Il ne nous paraît pas inutile, monsieur le président, de rappeler encore et encore qu'en matière d'assurance maladie le principe fondateur de notre protection sociale est que les bien-portants payent pour les malades. Avec cette taxe sur la maladie, c'est un pan du contrat social entre les Français qui est mis à mal.
Instaurer des franchises que paieront les malades, y compris ceux qui sont atteints du sida, d'un cancer ou de la maladie d'Alzheimer et le faire au nom de la « responsabilisation des patients » est choquant. Cela revient à dire que le malade est responsable de sa maladie et qu'il doit payer pour la prise en charge collective qui en résulte. Ce n'est pas de la responsabilisation, c'est, dans le meilleur des cas, de la culpabilisation, voire une accusation. D'ailleurs, les seules franchises que je connaisse jusqu'à présent sont celles que m'applique mon assurance automobile lorsque j'ai eu un comportement fautif et que je suis responsable de l'accident qui en résulte.
Symboliquement, cette démarche est grave, économiquement, elle est inefficace et, en matière de santé publique, elle est aberrante.
Aujourd'hui, 13 % des Français et un quart des jeunes de moins de vingt-cinq ans se privent d'ores et déjà de soins par manque d'argent. Avec l'instauration des franchises, nul ne doute que ce nombre augmentera. Or, cela a déjà été dit, je le répète, lorsque sont différés des soins nécessaires, souvent, les pathologies s'aggravent, entraînant des interventions bien plus lourdes et bien plus coûteuses.
La mise en place de ces franchises ne peut que renforcer le développement des inégalités en matière de santé. Elle est d'autant moins acceptable qu'elle pèse lourdement sur les plus fragiles, à savoir les malades. Dans le même temps, vous ne taxez qu'à la marge les stock-options et vous laissez courir les dépassements d'honoraires au-delà de toute mesure.
Aujourd'hui même, l'INSEE nous informe que, tandis que les 10 % des Français les plus riches ont vu leurs revenus progresser de 40 % au cours de ces six dernières années, les pauvres sont de plus en plus pauvres et de plus en plus nombreux : 7 millions de Français vivent avec moins de 800 euros par mois et les écarts d'espérance de vie recommencent à se creuser selon les classes sociales, notamment entre cadres et ouvriers.
Pour faire taire toutes les critiques relatives aux franchises, vous usez d'une ficelle d'autant plus voyante que vous ne vous souciez même pas de la rendre crédible. D'après vous, l'argent des franchises servira à financer le plan cancer, les soins palliatifs et le plan Alzheimer. Outre que ces franchises ne sauraient manifestement suffire, tant les besoins auxquels elles sont censées répondre sont lourds, elles viennent en réduction du déficit dans les tableaux comptables qui accompagnent ce PLFSS. Or, si elles participent à la réduction du déficit, elles peuvent difficilement financer dans le même temps des besoins nouveaux.
D'ailleurs, il me semble me souvenir que le candidat Sarkozy avait annoncé la mise en place des franchises pour réduire le déficit de la sécurité sociale, et ce n'est qu'après un tollé général, c'est-à-dire de tous bords, qu'est apparu l'habillage en question.
Franchement, les familles confrontées à la maladie, à la vieillesse et à la mort méritent mieux que cette instrumentalisation.
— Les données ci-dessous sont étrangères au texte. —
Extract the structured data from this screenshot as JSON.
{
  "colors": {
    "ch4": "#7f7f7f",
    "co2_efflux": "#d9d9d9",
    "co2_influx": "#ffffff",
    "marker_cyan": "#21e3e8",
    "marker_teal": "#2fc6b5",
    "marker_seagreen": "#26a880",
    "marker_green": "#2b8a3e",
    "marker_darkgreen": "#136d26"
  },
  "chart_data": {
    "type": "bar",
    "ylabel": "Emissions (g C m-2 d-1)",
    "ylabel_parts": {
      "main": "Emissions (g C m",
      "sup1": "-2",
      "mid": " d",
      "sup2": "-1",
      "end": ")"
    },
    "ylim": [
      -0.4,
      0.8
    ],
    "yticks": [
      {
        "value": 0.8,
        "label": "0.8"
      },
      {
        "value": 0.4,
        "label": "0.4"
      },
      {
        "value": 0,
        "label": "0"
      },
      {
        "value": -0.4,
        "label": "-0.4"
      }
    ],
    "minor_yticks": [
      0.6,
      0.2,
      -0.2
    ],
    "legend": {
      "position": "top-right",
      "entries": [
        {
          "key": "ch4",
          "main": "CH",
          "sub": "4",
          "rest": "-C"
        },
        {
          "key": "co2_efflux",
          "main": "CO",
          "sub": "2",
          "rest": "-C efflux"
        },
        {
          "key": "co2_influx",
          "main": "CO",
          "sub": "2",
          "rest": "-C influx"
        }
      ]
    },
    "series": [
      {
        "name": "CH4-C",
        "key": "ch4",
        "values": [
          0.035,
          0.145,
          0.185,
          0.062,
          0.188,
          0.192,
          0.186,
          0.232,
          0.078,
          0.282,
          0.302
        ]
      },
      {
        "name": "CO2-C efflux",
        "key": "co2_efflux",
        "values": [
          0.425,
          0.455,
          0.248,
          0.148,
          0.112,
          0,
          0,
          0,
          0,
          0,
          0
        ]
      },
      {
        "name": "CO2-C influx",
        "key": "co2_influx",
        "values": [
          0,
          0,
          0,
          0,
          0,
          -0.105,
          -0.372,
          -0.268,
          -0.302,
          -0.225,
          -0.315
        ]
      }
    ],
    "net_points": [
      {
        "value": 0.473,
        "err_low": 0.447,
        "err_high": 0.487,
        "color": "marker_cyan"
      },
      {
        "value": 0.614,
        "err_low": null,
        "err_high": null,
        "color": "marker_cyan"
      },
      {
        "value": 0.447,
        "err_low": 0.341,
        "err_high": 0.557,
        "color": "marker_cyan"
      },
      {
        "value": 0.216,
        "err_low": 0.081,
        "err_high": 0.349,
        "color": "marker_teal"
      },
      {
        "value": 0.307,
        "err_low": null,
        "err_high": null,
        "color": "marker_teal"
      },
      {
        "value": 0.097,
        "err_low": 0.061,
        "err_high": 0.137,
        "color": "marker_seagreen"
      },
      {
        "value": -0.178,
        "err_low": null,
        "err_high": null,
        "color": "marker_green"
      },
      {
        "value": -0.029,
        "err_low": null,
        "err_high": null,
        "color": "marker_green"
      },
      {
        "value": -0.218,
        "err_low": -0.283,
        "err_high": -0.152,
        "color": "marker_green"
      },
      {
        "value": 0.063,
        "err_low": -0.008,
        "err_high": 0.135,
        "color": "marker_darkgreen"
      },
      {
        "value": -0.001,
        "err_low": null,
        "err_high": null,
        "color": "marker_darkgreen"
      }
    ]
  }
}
Ne prenez pas prétexte du financement des nouveaux besoins pour justifier vos atteintes aux droits des malades !
Au fil du temps, le financement des soins glisse du cotisant et du contribuable vers le malade, de la prise en charge collective à la prise en charge individuelle, d'un régime solidaire à un régime assurantiel. L'instauration des franchises est un pas supplémentaire qui n'est probablement pas le dernier. Ce glissement est essentiellement idéologique ; vouloir le faire passer pour une démarche de santé publique est à la fois faux et inacceptable.
C'est pour ces raisons que nous demandons la suppression de cet article.